In order to support and expand early- and mid-stage start-ups, Google unveiled the first iteration of its nine-week virtual start-up mentorship programme, Google Startup School India, on Wednesday.
The initiative will concentrate on locating start-ups outside of metro areas, in tier 2 and tier 3 cities, and it aims to onboard 10,000 of them in its initial run by December. The program’s primary training topics will encompass selecting the correct product, design, technology, marketing, and business strategy.
In order to build a network of collaborators from the fintech, D2C, B2B, and B2C e-commerce, language, social media & networking, and job search industries, Google has teamed with internal executives, venture capitalists, and industry leaders.
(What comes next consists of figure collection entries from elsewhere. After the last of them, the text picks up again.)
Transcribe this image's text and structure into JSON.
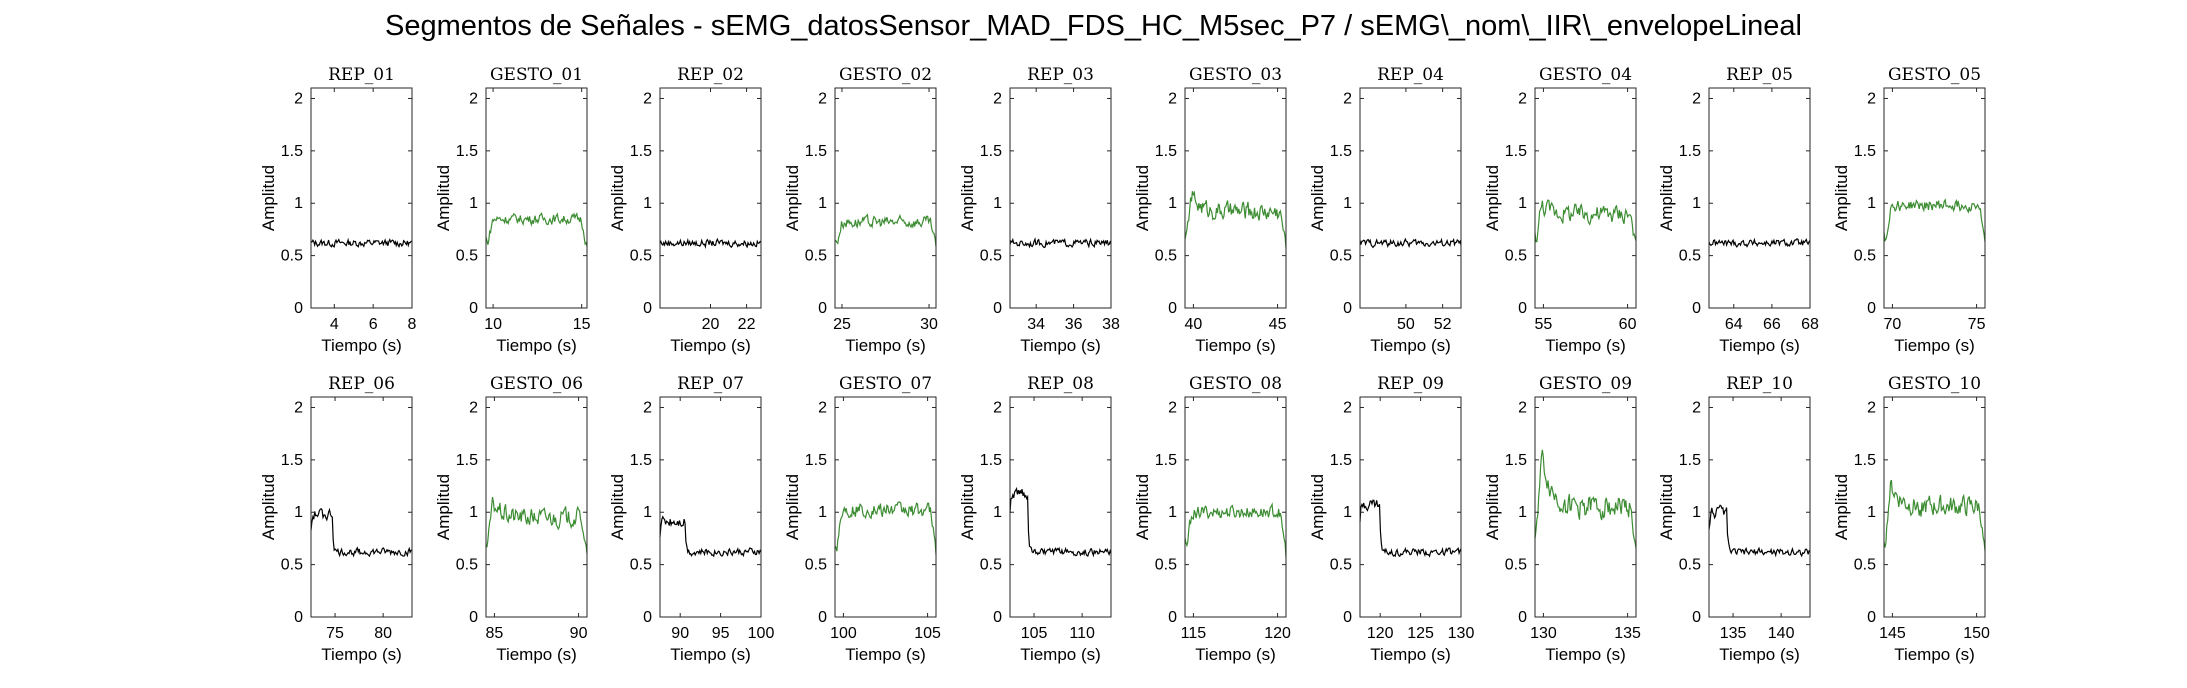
{
  "figure": {
    "title": "Segmentos de Señales - sEMG_datosSensor_MAD_FDS_HC_M5sec_P7 / sEMG\\_nom\\_IIR\\_envelopeLineal"
  },
  "colors": {
    "rep": "#000000",
    "gesto": "#3c8c32",
    "axis": "#262626"
  },
  "chart_data": [
    {
      "type": "line",
      "title": "REP_01",
      "xlabel": "Tiempo (s)",
      "ylabel": "Amplitud",
      "xlim": [
        2.8,
        8
      ],
      "ylim": [
        0,
        2.1
      ],
      "xticks": [
        4,
        6,
        8
      ],
      "yticks": [
        0,
        0.5,
        1,
        1.5,
        2
      ],
      "color": "#000000",
      "mean": 0.62,
      "noise": 0.05,
      "initial": 0,
      "decay": 1
    },
    {
      "type": "line",
      "title": "GESTO_01",
      "xlabel": "Tiempo (s)",
      "ylabel": "Amplitud",
      "xlim": [
        9.6,
        15.3
      ],
      "ylim": [
        0,
        2.1
      ],
      "xticks": [
        10,
        15
      ],
      "yticks": [
        0,
        0.5,
        1,
        1.5,
        2
      ],
      "color": "#3c8c32",
      "mean": 0.85,
      "noise": 0.07,
      "initial": 0,
      "decay": 1,
      "ramp": true
    },
    {
      "type": "line",
      "title": "REP_02",
      "xlabel": "Tiempo (s)",
      "ylabel": "Amplitud",
      "xlim": [
        17.2,
        22.8
      ],
      "ylim": [
        0,
        2.1
      ],
      "xticks": [
        20,
        22
      ],
      "yticks": [
        0,
        0.5,
        1,
        1.5,
        2
      ],
      "color": "#000000",
      "mean": 0.62,
      "noise": 0.05,
      "initial": 0,
      "decay": 1
    },
    {
      "type": "line",
      "title": "GESTO_02",
      "xlabel": "Tiempo (s)",
      "ylabel": "Amplitud",
      "xlim": [
        24.6,
        30.4
      ],
      "ylim": [
        0,
        2.1
      ],
      "xticks": [
        25,
        30
      ],
      "yticks": [
        0,
        0.5,
        1,
        1.5,
        2
      ],
      "color": "#3c8c32",
      "mean": 0.82,
      "noise": 0.08,
      "initial": 0,
      "decay": 1,
      "ramp": true
    },
    {
      "type": "line",
      "title": "REP_03",
      "xlabel": "Tiempo (s)",
      "ylabel": "Amplitud",
      "xlim": [
        32.6,
        38
      ],
      "ylim": [
        0,
        2.1
      ],
      "xticks": [
        34,
        36,
        38
      ],
      "yticks": [
        0,
        0.5,
        1,
        1.5,
        2
      ],
      "color": "#000000",
      "mean": 0.62,
      "noise": 0.05,
      "initial": 0,
      "decay": 1
    },
    {
      "type": "line",
      "title": "GESTO_03",
      "xlabel": "Tiempo (s)",
      "ylabel": "Amplitud",
      "xlim": [
        39.5,
        45.5
      ],
      "ylim": [
        0,
        2.1
      ],
      "xticks": [
        40,
        45
      ],
      "yticks": [
        0,
        0.5,
        1,
        1.5,
        2
      ],
      "color": "#3c8c32",
      "mean": 0.92,
      "noise": 0.08,
      "initial": 1.25,
      "decay": 1,
      "ramp": true
    },
    {
      "type": "line",
      "title": "REP_04",
      "xlabel": "Tiempo (s)",
      "ylabel": "Amplitud",
      "xlim": [
        47.5,
        53
      ],
      "ylim": [
        0,
        2.1
      ],
      "xticks": [
        50,
        52
      ],
      "yticks": [
        0,
        0.5,
        1,
        1.5,
        2
      ],
      "color": "#000000",
      "mean": 0.62,
      "noise": 0.05,
      "initial": 0,
      "decay": 1
    },
    {
      "type": "line",
      "title": "GESTO_04",
      "xlabel": "Tiempo (s)",
      "ylabel": "Amplitud",
      "xlim": [
        54.5,
        60.5
      ],
      "ylim": [
        0,
        2.1
      ],
      "xticks": [
        55,
        60
      ],
      "yticks": [
        0,
        0.5,
        1,
        1.5,
        2
      ],
      "color": "#3c8c32",
      "mean": 0.9,
      "noise": 0.08,
      "initial": 1.1,
      "decay": 1,
      "ramp": true
    },
    {
      "type": "line",
      "title": "REP_05",
      "xlabel": "Tiempo (s)",
      "ylabel": "Amplitud",
      "xlim": [
        62.7,
        68
      ],
      "ylim": [
        0,
        2.1
      ],
      "xticks": [
        64,
        66,
        68
      ],
      "yticks": [
        0,
        0.5,
        1,
        1.5,
        2
      ],
      "color": "#000000",
      "mean": 0.62,
      "noise": 0.05,
      "initial": 0,
      "decay": 1
    },
    {
      "type": "line",
      "title": "GESTO_05",
      "xlabel": "Tiempo (s)",
      "ylabel": "Amplitud",
      "xlim": [
        69.5,
        75.5
      ],
      "ylim": [
        0,
        2.1
      ],
      "xticks": [
        70,
        75
      ],
      "yticks": [
        0,
        0.5,
        1,
        1.5,
        2
      ],
      "color": "#3c8c32",
      "mean": 0.98,
      "noise": 0.08,
      "initial": 0,
      "decay": 1,
      "ramp": true
    },
    {
      "type": "line",
      "title": "REP_06",
      "xlabel": "Tiempo (s)",
      "ylabel": "Amplitud",
      "xlim": [
        72.5,
        83
      ],
      "ylim": [
        0,
        2.1
      ],
      "xticks": [
        75,
        80
      ],
      "yticks": [
        0,
        0.5,
        1,
        1.5,
        2
      ],
      "color": "#000000",
      "mean": 0.62,
      "noise": 0.05,
      "initial": 0.98,
      "decay": 0.22
    },
    {
      "type": "line",
      "title": "GESTO_06",
      "xlabel": "Tiempo (s)",
      "ylabel": "Amplitud",
      "xlim": [
        84.5,
        90.5
      ],
      "ylim": [
        0,
        2.1
      ],
      "xticks": [
        85,
        90
      ],
      "yticks": [
        0,
        0.5,
        1,
        1.5,
        2
      ],
      "color": "#3c8c32",
      "mean": 0.95,
      "noise": 0.08,
      "initial": 1.25,
      "decay": 1,
      "ramp": true
    },
    {
      "type": "line",
      "title": "REP_07",
      "xlabel": "Tiempo (s)",
      "ylabel": "Amplitud",
      "xlim": [
        87.5,
        100
      ],
      "ylim": [
        0,
        2.1
      ],
      "xticks": [
        90,
        95,
        100
      ],
      "yticks": [
        0,
        0.5,
        1,
        1.5,
        2
      ],
      "color": "#000000",
      "mean": 0.62,
      "noise": 0.05,
      "initial": 0.92,
      "decay": 0.25
    },
    {
      "type": "line",
      "title": "GESTO_07",
      "xlabel": "Tiempo (s)",
      "ylabel": "Amplitud",
      "xlim": [
        99.5,
        105.5
      ],
      "ylim": [
        0,
        2.1
      ],
      "xticks": [
        100,
        105
      ],
      "yticks": [
        0,
        0.5,
        1,
        1.5,
        2
      ],
      "color": "#3c8c32",
      "mean": 1.02,
      "noise": 0.1,
      "initial": 0,
      "decay": 1,
      "ramp": true
    },
    {
      "type": "line",
      "title": "REP_08",
      "xlabel": "Tiempo (s)",
      "ylabel": "Amplitud",
      "xlim": [
        102.5,
        113
      ],
      "ylim": [
        0,
        2.1
      ],
      "xticks": [
        105,
        110
      ],
      "yticks": [
        0,
        0.5,
        1,
        1.5,
        2
      ],
      "color": "#000000",
      "mean": 0.62,
      "noise": 0.05,
      "initial": 1.18,
      "decay": 0.18
    },
    {
      "type": "line",
      "title": "GESTO_08",
      "xlabel": "Tiempo (s)",
      "ylabel": "Amplitud",
      "xlim": [
        114.5,
        120.5
      ],
      "ylim": [
        0,
        2.1
      ],
      "xticks": [
        115,
        120
      ],
      "yticks": [
        0,
        0.5,
        1,
        1.5,
        2
      ],
      "color": "#3c8c32",
      "mean": 1.0,
      "noise": 0.09,
      "initial": 0,
      "decay": 1,
      "ramp": true
    },
    {
      "type": "line",
      "title": "REP_09",
      "xlabel": "Tiempo (s)",
      "ylabel": "Amplitud",
      "xlim": [
        117.5,
        130
      ],
      "ylim": [
        0,
        2.1
      ],
      "xticks": [
        120,
        125,
        130
      ],
      "yticks": [
        0,
        0.5,
        1,
        1.5,
        2
      ],
      "color": "#000000",
      "mean": 0.62,
      "noise": 0.05,
      "initial": 1.08,
      "decay": 0.2
    },
    {
      "type": "line",
      "title": "GESTO_09",
      "xlabel": "Tiempo (s)",
      "ylabel": "Amplitud",
      "xlim": [
        129.5,
        135.5
      ],
      "ylim": [
        0,
        2.1
      ],
      "xticks": [
        130,
        135
      ],
      "yticks": [
        0,
        0.5,
        1,
        1.5,
        2
      ],
      "color": "#3c8c32",
      "mean": 1.05,
      "noise": 0.1,
      "initial": 2.1,
      "decay": 1,
      "ramp": true
    },
    {
      "type": "line",
      "title": "REP_10",
      "xlabel": "Tiempo (s)",
      "ylabel": "Amplitud",
      "xlim": [
        132.5,
        143
      ],
      "ylim": [
        0,
        2.1
      ],
      "xticks": [
        135,
        140
      ],
      "yticks": [
        0,
        0.5,
        1,
        1.5,
        2
      ],
      "color": "#000000",
      "mean": 0.62,
      "noise": 0.05,
      "initial": 1.0,
      "decay": 0.18
    },
    {
      "type": "line",
      "title": "GESTO_10",
      "xlabel": "Tiempo (s)",
      "ylabel": "Amplitud",
      "xlim": [
        144.5,
        150.5
      ],
      "ylim": [
        0,
        2.1
      ],
      "xticks": [
        145,
        150
      ],
      "yticks": [
        0,
        0.5,
        1,
        1.5,
        2
      ],
      "color": "#3c8c32",
      "mean": 1.05,
      "noise": 0.09,
      "initial": 1.5,
      "decay": 1,
      "ramp": true
    }
  ]
}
Sanjay Gupta, vice president of Google India, Rajan Anandan, managing director of Sequoia India & Southeast Asia, and Manjot Pahwa are a few among them.
Of the 70,000 active start-ups in India, Aditya Swamy, Director of Play Partnerships, noted that over 50% are from non-metros. However, around 90% of these active start-ups are unable to grow and collapse during the first five years of business.
‘The reasons for their failures can be bucketed into four areas. Are they able to attract the right talent, and build core teams that can scale up the idea? The second is: is there a real product-market fit? I could have a great idea but is there large enough user potential for that idea to scale? The third is the ability to raise capital and manage cash burn. The last one is: is there enough regular actionable feedback that can come back to the founding team that enables them to pivot or make the right changes to the business model?’ Swamy said addressing the media.
‘The core of this programme is to think about how we can pass on the experience of Google, of people from the ecosystem, to start-ups to solve problems across these four areas’, he added.
According to Developer Relations Program Manager Lead Karthik Padmanabhan, there is particular potential in the large-scale needs-solving industries like agritech, health tech, and finance. ‘These are very unique problems specific to India, but can be replicated in markets like Africa and other similar geographies’, he said.
This is only one of the several programmes Google has run in India. It introduced a start-up accelerator programme for female founders in June.